Three years later, Paul finds Angel running a school for girls. Angel assumes Michael has married Miriam, but Paul reveals he married Miriam. Angel accuses him of coming between Michael and Miriam, but he insists Miriam has never been in love with Michael. Paul informs Angel that Michael is still waiting for her. Paul tearfully apologizes, but she has long forgiven him.

Angel returns home, finally revealing to Michael that her name is Sarah. She tells him she never told anyone before, as it was the only thing she had that no one could take from her. Michael welcomes her home with a tender embrace, returning her wedding ring. Years later, he and a pregnant Angel are shown fishing with their young son.

== Cast ==

- Abigail Cowen as Angel/Sarah
- Tom Lewis as Michael Hosea
- Logan Marshall-Green as Paul
- Wu Kexi as Mai Ling
- Livi Birch as Sarah Stafford
- Famke Janssen as Duchess
- Nina Dobrev as Mae
- Eric Dane as Duke
- Daniah De Villiers as Miriam

== Production ==
The film was shot in Cape Town, South Africa, in February 2020. The film itself was announced in April 2020, with D.J. Caruso directing and Roma Downey and Francine Rivers executive producing. Rivers also wrote the script, along with Caruso. Redeeming Love marks the second collaboration between producers Cindy Bond and Simon Swart, the first being 2018's I Can Only Imagine. Wayne Fitzjohn, Michael Scott, and Brittany Yost also produce.

== Release ==
Redeeming Love was originally scheduled to be released in spring 2021. However, it was delayed due to the COVID-19 pandemic. The film was released in theaters on January 21, 2022, in the United States and Canada.
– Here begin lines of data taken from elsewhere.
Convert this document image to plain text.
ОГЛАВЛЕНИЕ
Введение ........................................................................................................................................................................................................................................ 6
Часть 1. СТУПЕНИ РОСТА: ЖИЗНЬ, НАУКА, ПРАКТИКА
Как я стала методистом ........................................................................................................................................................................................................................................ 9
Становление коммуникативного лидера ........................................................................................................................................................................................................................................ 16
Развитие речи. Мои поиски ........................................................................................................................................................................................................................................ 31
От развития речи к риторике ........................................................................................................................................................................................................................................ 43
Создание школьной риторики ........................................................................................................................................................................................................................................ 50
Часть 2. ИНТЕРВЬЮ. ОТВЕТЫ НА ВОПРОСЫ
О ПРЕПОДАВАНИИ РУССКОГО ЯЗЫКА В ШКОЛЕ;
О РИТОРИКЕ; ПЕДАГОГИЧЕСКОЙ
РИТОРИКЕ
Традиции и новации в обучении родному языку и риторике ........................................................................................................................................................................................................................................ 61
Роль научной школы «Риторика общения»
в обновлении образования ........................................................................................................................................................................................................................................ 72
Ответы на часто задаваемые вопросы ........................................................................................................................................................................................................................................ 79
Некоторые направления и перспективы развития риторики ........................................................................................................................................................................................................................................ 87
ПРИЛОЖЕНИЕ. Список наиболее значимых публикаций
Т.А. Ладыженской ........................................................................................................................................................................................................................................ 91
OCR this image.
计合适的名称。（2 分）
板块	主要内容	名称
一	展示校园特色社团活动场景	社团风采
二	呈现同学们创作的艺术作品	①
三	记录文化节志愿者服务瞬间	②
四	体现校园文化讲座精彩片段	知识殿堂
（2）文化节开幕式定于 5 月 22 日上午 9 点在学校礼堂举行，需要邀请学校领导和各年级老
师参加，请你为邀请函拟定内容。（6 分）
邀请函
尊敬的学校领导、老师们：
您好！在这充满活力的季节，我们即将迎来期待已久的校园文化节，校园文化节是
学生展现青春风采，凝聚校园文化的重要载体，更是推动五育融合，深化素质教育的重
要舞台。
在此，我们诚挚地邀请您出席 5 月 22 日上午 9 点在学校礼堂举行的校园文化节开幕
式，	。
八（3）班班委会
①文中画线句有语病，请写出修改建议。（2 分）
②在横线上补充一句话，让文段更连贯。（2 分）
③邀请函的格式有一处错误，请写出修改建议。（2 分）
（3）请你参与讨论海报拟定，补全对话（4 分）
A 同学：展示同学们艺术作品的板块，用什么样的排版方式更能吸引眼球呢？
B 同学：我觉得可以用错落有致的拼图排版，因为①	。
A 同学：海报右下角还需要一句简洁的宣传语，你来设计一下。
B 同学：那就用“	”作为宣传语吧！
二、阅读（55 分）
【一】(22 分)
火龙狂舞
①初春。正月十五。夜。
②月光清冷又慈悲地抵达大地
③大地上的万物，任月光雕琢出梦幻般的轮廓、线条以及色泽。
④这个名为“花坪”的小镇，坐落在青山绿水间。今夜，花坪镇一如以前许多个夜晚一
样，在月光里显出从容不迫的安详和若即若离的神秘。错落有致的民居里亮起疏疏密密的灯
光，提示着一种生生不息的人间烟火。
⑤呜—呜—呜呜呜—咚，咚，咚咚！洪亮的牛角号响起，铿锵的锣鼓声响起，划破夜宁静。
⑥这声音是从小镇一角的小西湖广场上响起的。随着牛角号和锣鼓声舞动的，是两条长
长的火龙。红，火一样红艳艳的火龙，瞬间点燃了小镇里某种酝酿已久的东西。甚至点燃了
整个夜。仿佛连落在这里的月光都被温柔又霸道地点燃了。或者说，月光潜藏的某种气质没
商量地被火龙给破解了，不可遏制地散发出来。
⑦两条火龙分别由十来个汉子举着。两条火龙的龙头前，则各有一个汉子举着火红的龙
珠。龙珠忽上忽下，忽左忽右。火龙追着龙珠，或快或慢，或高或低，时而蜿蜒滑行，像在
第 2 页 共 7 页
The film was released for VOD platforms on February 8, 2022, followed by a Blu-ray and DVD release on March 8, 2022. It was available for streaming on Peacock beginning March 10, 2022.

== Reception ==
=== Box office ===
Universal Pictures put the film into wide release, in 1,963 theaters, on January 21, 2022. Projected to gross less than $5 million domestically in its first three days, it earned $3.5 million in its opening weekend, finishing fourth at the box office. The film dropped out of the box office top ten in its fourth weekend, finishing twelfth with $354,835. The film was a box office bomb, taking in $9.46 million worldwide, against a budget of $30 million.

=== Critical response ===
 On Metacritic, the film has a score of 32% based on reviews from 7 critics, indicating "generally unfavorable reviews". Audiences polled by CinemaScore gave the film an average grade of "B+" on an A+ to F scale.

Mike McCahill of The Guardian gave the film 2/5 stars, saying it "thinly scatters a parable's worth of plot across 134 minutes and resembles HBO's Deadwood recut for Sunday-school purposes: pious, puzzling and punitive, with a sternly wagging finger never far from entering the frame." RogerEbert.com's Nell Minow gave it 2/4 stars, writing, "The biggest problem is that the most touching moments are hammered so hard. Redeeming Love could have tried to reach a broader audience but settles for preaching to the choir." The A.V. Clubs A. A. Dowd criticized the love story as "icky", saying it "hinges on a fundamental power imbalance: Angel literally can't say no to Michael's evening visits... and when she finally does accept his proposal, it's while lying bruised and battered after one of her employer's thugs beats her within an inch of her life." He gave the film a grade of D+.

The Mercury Newss Randy Myers gave it a score of 2.5/4, writing, "Love might be best embraced by the faithful, but it is well made and has much to say about the healing power of love and how we all deserve second chances."